Abstract

The coupled system LiBH4 + 1/2MgH2 ↔ LiH + 1/2MgB2 + 2H2 demonstrates improved hydrogen cycling thermodynamics compared to either LiBH4 or MgH2 alone; in effect, formation of MgB2 "destabilizes" the decomposition of LiBH4. Here we establish the thermodynamically and kinetically stable region of the H2 pressure−temperature phase diagram for reversible hydrogen storage in TiCl3-catalyzed LiBH4 + 1/2MgH2. Although MgB2 formation was thermodynamically favored at elevated temperature, it was kinetically more favorable for MgH2 and LiBH4 to decompose independently in a two-step dehydrogenation starting with MgH2 ↔ Mg + H2. At high temperature and low H2 pressure, direct LiBH4 decomposition is both thermodynamically allowed and kinetically favored; thus, the second dehydrogenation step from LiBH4 produced LiH and amorphous boron along with the Mg metal from the first step.

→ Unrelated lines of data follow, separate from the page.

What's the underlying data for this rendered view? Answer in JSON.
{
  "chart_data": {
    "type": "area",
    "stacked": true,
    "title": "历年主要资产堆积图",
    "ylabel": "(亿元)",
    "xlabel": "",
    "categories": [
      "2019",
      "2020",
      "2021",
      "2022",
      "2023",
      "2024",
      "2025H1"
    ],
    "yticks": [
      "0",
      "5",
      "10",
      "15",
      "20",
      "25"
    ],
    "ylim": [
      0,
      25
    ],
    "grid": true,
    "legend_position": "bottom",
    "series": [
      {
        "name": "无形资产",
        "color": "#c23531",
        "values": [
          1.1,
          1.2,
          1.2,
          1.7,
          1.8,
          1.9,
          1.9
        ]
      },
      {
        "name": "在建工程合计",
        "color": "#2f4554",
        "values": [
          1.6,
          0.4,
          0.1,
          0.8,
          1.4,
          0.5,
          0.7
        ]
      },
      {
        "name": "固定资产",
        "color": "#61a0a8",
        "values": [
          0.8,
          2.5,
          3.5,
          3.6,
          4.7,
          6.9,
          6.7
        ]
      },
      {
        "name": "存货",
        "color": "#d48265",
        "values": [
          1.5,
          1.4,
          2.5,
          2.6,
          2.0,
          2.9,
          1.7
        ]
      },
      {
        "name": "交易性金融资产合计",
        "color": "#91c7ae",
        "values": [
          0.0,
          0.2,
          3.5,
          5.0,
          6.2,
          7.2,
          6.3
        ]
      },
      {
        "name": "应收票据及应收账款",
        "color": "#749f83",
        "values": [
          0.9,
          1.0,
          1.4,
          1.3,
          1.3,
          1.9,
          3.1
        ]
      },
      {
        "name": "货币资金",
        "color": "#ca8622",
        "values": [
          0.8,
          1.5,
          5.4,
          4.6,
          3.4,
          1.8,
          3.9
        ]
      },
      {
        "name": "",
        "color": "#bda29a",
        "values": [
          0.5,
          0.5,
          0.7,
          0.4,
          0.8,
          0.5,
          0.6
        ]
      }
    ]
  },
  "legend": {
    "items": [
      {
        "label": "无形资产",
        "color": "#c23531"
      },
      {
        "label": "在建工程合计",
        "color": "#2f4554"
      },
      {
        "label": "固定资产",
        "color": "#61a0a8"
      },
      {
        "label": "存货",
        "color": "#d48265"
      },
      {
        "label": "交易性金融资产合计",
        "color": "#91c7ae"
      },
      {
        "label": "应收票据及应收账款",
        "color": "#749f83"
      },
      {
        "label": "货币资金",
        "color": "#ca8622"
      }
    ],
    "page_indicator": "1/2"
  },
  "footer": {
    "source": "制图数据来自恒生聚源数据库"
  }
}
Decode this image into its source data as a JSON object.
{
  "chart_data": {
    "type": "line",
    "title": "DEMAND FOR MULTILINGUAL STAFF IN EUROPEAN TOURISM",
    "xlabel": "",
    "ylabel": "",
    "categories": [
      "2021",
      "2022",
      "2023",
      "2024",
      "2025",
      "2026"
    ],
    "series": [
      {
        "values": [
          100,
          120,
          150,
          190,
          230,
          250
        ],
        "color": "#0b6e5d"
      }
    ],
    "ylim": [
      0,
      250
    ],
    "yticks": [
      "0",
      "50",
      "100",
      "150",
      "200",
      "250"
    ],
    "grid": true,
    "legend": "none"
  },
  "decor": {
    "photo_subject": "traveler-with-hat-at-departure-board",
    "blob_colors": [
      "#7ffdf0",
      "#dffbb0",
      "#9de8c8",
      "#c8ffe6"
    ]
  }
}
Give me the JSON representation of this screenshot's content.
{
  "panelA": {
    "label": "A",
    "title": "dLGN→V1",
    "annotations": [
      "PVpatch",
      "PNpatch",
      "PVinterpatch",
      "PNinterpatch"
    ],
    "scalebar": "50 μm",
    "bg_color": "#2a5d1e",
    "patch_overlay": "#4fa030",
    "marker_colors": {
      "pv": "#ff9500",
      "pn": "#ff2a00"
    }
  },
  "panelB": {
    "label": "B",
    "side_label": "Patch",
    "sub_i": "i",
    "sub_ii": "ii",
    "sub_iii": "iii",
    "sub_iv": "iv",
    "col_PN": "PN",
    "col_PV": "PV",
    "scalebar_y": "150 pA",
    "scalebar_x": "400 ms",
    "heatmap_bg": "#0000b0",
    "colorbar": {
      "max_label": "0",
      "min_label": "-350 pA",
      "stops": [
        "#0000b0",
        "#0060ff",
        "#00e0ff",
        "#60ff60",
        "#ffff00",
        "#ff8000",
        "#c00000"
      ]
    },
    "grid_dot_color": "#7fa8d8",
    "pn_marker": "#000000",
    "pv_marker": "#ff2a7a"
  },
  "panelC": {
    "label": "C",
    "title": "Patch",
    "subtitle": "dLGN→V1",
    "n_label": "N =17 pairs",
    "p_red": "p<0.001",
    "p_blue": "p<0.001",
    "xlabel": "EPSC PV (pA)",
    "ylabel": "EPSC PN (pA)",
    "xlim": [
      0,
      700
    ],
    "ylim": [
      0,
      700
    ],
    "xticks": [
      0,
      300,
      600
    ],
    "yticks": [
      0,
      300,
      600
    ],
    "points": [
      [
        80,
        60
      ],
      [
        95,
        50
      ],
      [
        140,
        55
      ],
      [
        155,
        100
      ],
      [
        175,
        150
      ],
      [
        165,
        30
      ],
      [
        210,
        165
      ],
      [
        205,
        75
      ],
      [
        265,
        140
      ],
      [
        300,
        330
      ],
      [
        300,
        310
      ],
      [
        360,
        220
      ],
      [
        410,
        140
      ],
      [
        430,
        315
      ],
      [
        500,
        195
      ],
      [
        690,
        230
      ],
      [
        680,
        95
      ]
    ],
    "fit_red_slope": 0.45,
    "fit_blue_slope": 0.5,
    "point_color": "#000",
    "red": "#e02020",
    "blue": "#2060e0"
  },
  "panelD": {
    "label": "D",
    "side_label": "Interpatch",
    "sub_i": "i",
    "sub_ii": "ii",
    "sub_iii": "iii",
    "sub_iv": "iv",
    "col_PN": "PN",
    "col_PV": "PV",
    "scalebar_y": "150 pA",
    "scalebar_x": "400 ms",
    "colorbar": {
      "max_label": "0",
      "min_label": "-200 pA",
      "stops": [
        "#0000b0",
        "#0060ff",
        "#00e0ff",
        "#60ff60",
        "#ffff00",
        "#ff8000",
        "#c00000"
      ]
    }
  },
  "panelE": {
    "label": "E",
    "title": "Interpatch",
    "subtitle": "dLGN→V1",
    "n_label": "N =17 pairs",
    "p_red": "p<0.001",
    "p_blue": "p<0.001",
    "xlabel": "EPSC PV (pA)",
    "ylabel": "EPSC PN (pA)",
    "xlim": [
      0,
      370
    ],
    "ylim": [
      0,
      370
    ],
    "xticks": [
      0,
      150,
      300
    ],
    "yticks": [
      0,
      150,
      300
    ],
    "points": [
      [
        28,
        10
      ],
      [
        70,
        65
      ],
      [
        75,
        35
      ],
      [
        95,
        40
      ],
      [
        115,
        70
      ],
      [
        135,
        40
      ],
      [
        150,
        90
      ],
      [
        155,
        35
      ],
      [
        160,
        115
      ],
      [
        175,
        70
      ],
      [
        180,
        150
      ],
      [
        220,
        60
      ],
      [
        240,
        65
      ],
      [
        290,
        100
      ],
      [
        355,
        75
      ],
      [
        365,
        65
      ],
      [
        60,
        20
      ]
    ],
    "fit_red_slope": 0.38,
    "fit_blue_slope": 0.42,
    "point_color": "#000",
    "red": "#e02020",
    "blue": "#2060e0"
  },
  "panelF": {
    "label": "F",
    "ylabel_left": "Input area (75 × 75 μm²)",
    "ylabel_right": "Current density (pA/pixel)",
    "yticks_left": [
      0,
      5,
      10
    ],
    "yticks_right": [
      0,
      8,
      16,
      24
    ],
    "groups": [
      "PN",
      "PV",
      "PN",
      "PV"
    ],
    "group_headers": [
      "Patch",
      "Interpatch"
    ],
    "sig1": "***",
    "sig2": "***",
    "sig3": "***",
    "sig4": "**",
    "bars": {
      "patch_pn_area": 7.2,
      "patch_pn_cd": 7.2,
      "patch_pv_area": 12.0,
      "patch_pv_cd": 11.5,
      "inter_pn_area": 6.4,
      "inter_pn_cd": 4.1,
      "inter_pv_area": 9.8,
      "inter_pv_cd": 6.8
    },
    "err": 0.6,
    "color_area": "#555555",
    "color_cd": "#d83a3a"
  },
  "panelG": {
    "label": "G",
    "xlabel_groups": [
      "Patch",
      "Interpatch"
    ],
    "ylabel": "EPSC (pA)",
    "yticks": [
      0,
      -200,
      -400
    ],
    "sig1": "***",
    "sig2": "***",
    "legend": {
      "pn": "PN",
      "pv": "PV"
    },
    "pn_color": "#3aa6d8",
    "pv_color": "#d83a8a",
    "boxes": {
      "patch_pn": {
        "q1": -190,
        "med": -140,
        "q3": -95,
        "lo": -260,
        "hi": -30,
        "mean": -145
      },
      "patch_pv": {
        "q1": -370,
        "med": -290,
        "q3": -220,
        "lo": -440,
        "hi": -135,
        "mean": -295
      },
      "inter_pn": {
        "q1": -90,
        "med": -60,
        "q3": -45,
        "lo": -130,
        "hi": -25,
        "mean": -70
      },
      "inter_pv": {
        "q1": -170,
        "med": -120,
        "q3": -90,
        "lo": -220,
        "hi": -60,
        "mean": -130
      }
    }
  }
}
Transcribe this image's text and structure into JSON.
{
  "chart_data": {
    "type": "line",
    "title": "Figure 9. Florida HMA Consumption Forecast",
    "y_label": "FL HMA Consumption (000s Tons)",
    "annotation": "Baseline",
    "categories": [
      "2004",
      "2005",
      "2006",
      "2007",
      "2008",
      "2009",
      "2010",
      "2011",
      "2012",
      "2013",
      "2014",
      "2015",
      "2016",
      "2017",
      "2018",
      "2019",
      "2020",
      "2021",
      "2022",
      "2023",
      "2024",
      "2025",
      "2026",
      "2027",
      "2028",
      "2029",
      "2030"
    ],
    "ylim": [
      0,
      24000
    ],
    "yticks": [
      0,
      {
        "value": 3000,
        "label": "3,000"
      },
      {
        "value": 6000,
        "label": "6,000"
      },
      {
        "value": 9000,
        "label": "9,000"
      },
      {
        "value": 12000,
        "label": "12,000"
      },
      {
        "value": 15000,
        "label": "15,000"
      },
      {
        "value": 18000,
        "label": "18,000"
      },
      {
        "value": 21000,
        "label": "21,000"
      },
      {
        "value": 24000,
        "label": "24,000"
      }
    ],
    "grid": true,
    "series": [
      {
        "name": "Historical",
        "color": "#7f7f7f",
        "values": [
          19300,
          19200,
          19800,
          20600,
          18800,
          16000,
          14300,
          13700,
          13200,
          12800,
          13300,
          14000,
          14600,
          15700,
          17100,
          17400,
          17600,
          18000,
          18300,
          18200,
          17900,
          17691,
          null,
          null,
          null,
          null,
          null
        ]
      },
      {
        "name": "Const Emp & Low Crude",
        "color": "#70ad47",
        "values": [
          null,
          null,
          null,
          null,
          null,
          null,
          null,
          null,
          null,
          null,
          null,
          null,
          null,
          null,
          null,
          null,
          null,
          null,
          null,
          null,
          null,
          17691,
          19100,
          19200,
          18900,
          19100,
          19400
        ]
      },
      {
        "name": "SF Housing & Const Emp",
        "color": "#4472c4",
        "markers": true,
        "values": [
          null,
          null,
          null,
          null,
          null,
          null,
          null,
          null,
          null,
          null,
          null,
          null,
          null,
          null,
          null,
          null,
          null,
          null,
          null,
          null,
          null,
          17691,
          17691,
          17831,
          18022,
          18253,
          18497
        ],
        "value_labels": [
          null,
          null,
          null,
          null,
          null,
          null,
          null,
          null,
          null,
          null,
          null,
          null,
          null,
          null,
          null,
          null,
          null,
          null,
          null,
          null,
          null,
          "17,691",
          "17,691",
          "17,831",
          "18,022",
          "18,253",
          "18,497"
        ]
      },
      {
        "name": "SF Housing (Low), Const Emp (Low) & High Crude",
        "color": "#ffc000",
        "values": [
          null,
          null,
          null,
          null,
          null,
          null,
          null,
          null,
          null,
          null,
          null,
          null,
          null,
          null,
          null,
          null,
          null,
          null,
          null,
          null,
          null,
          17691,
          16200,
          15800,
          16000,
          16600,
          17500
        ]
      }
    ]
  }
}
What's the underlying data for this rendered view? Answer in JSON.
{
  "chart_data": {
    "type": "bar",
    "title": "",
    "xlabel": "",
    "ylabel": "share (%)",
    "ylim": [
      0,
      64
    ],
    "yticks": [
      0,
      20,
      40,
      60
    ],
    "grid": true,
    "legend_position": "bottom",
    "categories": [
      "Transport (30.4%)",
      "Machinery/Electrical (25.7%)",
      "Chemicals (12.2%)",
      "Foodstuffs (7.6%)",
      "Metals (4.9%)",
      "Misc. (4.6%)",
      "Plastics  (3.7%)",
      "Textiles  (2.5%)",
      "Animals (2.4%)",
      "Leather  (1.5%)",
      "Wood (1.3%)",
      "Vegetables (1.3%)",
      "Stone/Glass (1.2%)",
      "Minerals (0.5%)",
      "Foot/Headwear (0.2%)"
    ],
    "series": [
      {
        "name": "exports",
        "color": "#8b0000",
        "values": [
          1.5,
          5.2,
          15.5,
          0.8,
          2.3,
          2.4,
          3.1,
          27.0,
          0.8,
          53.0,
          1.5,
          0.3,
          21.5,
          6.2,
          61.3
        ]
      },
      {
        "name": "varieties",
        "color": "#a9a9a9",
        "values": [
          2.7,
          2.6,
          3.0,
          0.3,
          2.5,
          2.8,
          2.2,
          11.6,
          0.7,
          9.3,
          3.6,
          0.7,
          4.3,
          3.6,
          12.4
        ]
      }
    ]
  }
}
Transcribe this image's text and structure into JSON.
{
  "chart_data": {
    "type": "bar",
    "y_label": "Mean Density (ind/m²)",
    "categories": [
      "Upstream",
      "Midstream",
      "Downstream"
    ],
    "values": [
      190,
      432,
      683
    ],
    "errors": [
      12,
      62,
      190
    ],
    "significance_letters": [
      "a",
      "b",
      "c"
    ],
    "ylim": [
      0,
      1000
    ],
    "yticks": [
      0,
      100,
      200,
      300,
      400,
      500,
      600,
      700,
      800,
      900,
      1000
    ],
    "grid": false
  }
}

From this state, recombination of LiH with amorphous boron had very poor kinetics and the system did not fully rehydrogenate. Applying an H2 gas overpressure of at least 3 bar during dehydrogenation, however, suppressed direct decomposition of LiBH4 and reaction of Mg with LiBH4 produced LiH and MgB2, which was fully reversible.